Polecam wtedy wrócić do Transformersów i Niezniszczalnych tam przecież dopiero"szczelają" i"som wybóhy"Do takich filmów jak Idi i Smotri trzeba dorosnąćTROLLU!
a może jakieś konkretne argumenty kolego? a propos dorastania - lat mam na karku już 38
... ano może takie argumenty, że wojna to właśnie takie siermiężne (jak to nazwałeś) twarze zubożałych (w tamtym regionie) ludzi. Ciekaw jestem jak Ty byś wyglądał widząc stos zwłok pośród których zauważył byś mamusię, tatusia, braciszka czy siostrzyczkę. Zapewne pozostał byś nie wzruszony. Choć ja nie o tym... Kontynuując, film ten jest na tyle sugestywny, że pokazuje wręcz lustrzane odbicie tego jakim obłędem jest wojna. To póki co najcięższy i najbardziej prawdziwy dramat wojenny w historii kina. Wiele scen ma mocno psychodeliczny wydźwięk przez co widz odczuwa wzmożone poruszenie czy szok. Sama budowa filmu ukierunkowana od scen mimo wszystko ostrych do prawdziwie chorych, a kończących się wyciszeniem (Lacrimosa, Mozarta) pozwala nam zastanowić się nad tym co miało miejsce i kto jest temu winny (wszyscy jak i nikt). Ten film się czuje poprzez genialne zdjęcia (pracę kamer), dźwięk czy muzykę. Właściwie ta wizja reżyserska na stworzenie filmu wojennego wybiegającego standardami daleko poza lata 80' jest wyrazem indywidualnego geniuszu Klimowa. To wizja koszmaru na jawie tym bardziej straszna, że realna, prawdziwa. Nie może być przecież nic gorszego, a piękniejszego filmu nie znajdziesz (ładna sprzeczność). Pozwolę sobie zacytować, że to "pozycja raczej nie dla wrażliwych i wszystkich, dla których kino nie jest tylko opowiadaniem przygłupich historii, ale prawdziwym wyzwaniem."
Kwestia gustu ktoś powie? Tak mawiają Ci, którzy dyskutować nie potrafią.
........38 lat........zatem stary i głupi, pewno jeszcze się podniecasz i robisz pewne czynności oglądając RedTube - ot durak
cronim35 jak możesz zrozumieć taki film jak całe życie oglądasz holywódzkie shity gdzie z roku na rok coraz niżej opuszczają poprzeczkę wiekową aby każdy głupek mógł zrozumieć, choć tam nie ma nic do rozumienia chodzi tylko i wyłącznie o efekty specjalne. Szkoda, że coraz mniej ludzi zaczyna rozumieć prawdziwe kino, a na co dzień kochają ramówki z tvn.

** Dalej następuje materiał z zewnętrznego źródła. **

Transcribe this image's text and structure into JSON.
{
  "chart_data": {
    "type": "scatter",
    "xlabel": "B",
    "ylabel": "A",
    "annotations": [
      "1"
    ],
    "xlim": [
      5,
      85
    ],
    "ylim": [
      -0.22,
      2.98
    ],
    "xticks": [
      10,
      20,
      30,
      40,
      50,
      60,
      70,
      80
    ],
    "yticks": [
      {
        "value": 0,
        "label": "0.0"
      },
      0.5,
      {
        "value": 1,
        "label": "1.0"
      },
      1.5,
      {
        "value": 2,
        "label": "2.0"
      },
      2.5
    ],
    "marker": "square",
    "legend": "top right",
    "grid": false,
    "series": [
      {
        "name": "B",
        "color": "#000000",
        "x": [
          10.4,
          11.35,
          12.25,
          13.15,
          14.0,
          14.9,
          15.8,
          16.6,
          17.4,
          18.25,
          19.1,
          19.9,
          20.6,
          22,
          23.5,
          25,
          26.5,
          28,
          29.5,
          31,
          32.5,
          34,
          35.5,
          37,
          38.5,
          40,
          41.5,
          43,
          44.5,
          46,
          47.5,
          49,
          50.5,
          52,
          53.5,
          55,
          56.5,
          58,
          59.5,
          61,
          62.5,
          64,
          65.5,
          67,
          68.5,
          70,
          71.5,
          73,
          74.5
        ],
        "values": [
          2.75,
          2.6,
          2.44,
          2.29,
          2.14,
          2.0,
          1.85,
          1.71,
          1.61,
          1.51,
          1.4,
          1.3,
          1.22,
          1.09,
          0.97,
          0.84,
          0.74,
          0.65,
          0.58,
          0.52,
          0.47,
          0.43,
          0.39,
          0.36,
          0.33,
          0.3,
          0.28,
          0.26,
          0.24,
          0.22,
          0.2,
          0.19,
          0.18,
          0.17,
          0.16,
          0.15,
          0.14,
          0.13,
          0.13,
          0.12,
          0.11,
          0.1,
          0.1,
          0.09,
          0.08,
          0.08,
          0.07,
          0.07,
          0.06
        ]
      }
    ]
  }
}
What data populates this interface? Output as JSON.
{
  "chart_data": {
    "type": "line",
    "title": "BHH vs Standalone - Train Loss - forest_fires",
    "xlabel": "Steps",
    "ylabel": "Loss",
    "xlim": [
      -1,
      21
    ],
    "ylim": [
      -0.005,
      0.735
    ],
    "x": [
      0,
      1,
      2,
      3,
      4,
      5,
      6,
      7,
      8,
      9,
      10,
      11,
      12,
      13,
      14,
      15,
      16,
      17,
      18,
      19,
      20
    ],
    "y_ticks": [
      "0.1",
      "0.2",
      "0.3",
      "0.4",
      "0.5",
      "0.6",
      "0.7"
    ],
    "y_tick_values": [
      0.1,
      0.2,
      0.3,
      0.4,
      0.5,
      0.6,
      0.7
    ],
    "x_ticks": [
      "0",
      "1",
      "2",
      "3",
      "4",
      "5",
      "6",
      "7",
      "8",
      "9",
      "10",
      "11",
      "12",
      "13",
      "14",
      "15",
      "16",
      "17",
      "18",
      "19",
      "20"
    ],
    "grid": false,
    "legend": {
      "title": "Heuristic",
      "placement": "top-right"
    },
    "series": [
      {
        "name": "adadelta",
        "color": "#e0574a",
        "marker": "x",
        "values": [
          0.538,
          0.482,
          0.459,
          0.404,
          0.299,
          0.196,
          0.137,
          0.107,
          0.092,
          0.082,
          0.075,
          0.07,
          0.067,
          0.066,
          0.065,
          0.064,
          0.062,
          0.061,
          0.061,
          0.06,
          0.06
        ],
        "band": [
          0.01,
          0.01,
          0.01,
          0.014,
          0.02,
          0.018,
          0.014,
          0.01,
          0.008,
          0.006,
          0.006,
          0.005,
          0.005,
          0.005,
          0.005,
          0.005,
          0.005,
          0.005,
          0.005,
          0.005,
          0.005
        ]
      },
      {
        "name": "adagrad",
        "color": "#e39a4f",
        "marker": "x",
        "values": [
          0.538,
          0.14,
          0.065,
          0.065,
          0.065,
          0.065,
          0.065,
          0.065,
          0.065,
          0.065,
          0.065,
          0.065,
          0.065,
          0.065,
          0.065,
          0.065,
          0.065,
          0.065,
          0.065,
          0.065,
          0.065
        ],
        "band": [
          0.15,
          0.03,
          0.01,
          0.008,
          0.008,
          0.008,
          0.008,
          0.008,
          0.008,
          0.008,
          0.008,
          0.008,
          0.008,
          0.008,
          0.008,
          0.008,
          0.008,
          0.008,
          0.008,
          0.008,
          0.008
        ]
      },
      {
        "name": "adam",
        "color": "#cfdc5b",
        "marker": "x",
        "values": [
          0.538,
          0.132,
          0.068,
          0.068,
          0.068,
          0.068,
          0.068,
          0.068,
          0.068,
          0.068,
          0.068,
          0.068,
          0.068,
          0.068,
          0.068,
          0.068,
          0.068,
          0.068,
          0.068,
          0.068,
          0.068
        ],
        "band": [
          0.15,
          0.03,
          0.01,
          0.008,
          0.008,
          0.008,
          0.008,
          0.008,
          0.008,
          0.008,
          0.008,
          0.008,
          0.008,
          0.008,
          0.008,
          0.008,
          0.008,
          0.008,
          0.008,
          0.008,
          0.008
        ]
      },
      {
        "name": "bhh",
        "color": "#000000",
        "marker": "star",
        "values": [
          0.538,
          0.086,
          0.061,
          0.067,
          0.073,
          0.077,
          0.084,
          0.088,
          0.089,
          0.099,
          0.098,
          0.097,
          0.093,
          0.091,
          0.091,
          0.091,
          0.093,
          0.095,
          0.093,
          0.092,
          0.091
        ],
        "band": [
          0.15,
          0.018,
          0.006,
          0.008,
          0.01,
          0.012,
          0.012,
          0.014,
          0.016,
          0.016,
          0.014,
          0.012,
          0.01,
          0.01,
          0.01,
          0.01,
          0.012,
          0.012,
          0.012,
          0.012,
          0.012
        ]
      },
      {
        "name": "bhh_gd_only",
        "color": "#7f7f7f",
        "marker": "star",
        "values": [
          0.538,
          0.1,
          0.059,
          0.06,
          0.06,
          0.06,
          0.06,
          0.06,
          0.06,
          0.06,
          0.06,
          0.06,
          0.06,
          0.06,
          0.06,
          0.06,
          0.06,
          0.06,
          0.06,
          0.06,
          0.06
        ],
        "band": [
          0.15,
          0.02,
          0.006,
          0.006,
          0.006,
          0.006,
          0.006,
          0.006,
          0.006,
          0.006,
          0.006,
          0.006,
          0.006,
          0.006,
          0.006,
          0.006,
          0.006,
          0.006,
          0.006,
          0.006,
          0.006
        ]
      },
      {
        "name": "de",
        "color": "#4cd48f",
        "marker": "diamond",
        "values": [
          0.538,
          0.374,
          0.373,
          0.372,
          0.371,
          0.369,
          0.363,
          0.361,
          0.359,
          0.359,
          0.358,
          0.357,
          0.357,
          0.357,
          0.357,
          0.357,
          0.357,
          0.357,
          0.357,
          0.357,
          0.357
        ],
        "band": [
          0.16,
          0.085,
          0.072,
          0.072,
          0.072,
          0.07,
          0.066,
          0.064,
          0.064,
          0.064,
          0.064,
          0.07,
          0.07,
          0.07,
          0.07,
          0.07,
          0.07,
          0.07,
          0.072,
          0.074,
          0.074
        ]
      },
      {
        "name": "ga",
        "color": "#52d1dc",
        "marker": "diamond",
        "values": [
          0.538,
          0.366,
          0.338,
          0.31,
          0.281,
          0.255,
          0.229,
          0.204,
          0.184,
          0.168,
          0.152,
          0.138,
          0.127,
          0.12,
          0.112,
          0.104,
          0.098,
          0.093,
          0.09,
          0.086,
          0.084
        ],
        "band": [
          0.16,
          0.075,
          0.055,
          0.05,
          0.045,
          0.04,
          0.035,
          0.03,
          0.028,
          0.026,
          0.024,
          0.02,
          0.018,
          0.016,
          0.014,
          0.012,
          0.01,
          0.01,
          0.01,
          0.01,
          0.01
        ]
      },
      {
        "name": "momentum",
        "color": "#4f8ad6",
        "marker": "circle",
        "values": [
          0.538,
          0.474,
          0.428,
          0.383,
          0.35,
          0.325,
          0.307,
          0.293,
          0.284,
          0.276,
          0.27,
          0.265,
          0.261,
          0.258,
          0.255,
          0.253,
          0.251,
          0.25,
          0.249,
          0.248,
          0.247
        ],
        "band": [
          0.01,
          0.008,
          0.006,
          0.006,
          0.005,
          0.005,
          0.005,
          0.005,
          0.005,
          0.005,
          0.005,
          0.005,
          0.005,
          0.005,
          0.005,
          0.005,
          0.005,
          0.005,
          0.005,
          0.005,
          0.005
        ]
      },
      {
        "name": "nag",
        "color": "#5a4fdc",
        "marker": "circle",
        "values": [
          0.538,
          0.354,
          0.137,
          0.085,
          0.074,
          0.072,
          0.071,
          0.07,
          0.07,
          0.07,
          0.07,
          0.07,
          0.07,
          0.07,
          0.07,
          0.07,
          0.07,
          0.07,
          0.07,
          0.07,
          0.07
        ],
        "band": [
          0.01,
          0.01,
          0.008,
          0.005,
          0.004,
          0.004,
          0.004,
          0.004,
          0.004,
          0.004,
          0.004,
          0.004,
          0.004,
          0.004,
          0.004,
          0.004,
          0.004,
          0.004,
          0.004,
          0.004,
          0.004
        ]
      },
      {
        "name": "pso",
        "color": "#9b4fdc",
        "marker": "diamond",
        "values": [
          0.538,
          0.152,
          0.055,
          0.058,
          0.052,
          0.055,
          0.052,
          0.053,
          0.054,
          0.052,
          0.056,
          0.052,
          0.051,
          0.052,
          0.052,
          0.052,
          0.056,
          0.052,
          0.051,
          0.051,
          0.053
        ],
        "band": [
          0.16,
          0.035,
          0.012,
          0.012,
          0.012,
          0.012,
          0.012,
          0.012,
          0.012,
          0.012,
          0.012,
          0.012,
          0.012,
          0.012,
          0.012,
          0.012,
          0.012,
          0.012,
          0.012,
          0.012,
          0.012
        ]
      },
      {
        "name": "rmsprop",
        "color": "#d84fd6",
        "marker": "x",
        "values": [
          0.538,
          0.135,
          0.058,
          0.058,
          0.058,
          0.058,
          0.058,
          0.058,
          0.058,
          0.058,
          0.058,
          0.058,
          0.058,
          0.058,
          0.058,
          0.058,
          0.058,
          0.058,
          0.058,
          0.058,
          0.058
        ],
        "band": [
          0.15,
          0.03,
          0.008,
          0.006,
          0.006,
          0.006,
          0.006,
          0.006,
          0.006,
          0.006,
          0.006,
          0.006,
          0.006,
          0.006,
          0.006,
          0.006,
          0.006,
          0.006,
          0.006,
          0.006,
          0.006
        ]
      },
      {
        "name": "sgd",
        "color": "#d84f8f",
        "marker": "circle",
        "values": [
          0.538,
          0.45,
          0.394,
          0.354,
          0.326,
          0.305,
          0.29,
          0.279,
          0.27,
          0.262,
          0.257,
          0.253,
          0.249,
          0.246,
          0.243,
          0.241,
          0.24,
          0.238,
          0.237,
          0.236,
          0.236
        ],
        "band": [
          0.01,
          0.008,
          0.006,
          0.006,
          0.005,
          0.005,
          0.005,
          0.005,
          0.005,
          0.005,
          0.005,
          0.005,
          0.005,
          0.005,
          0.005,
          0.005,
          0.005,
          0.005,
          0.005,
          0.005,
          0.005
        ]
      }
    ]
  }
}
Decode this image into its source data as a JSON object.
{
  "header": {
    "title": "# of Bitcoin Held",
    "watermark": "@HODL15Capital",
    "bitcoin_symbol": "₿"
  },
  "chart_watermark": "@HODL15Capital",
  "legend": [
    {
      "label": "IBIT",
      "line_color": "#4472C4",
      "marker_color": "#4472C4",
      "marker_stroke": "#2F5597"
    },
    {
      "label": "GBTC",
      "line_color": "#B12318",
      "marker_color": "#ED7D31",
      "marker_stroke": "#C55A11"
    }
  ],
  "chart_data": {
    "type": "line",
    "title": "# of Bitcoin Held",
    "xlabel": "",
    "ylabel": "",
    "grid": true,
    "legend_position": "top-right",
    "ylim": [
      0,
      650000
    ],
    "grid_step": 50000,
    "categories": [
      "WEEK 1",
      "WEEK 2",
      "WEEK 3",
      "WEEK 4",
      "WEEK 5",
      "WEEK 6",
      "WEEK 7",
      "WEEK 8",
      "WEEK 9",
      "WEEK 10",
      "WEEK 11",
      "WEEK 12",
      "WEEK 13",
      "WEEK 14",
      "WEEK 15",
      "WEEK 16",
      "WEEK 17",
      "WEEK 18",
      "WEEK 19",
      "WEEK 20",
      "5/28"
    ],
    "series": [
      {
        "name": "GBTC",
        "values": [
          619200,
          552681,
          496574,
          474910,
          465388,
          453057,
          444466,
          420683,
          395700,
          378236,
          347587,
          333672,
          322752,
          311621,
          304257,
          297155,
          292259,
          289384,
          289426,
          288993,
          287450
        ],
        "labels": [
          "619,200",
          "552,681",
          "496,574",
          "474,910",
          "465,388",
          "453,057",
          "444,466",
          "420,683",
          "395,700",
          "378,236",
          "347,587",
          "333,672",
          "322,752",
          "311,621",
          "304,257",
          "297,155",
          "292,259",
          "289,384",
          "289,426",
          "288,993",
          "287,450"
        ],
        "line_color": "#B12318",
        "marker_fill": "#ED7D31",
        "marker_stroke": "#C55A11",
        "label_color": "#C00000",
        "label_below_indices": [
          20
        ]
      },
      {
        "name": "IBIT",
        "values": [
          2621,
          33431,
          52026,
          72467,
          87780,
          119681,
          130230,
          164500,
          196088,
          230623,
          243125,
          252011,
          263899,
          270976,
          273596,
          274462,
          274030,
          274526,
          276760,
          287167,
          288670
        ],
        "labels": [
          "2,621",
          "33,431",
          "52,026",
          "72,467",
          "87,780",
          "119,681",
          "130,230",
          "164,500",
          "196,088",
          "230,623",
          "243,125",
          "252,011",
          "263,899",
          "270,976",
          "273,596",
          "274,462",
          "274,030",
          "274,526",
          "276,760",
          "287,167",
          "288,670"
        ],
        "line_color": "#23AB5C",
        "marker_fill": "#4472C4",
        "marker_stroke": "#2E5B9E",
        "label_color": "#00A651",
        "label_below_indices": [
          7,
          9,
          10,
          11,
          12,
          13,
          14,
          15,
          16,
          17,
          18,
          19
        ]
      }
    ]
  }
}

zaprawdę powiadam ci, że nie wszystko co z hollywood to shit. za bardzo uogólniasz. a filmów obejrzałem tysiace. wszelakiej masci ;)
Ten ostatni numer w filmie to Lacrimosa, Mozarta i rzeczywiście wspaniała nuta ale dobranie takiego utworu wcale nie postrzegałbym jako plus dla filmu ponieważ ten utwór jest tak genialny, że w prawie wszystkich zakończeniach dramatów by pasował.
Takie głosy są potrzebne, żeby nie wszyscy myśleli, że to arcydzieło. I trzeba mieć jaja , żeby przyznać się do niskiej noty. Ale średnia i tak jest powyżej 8.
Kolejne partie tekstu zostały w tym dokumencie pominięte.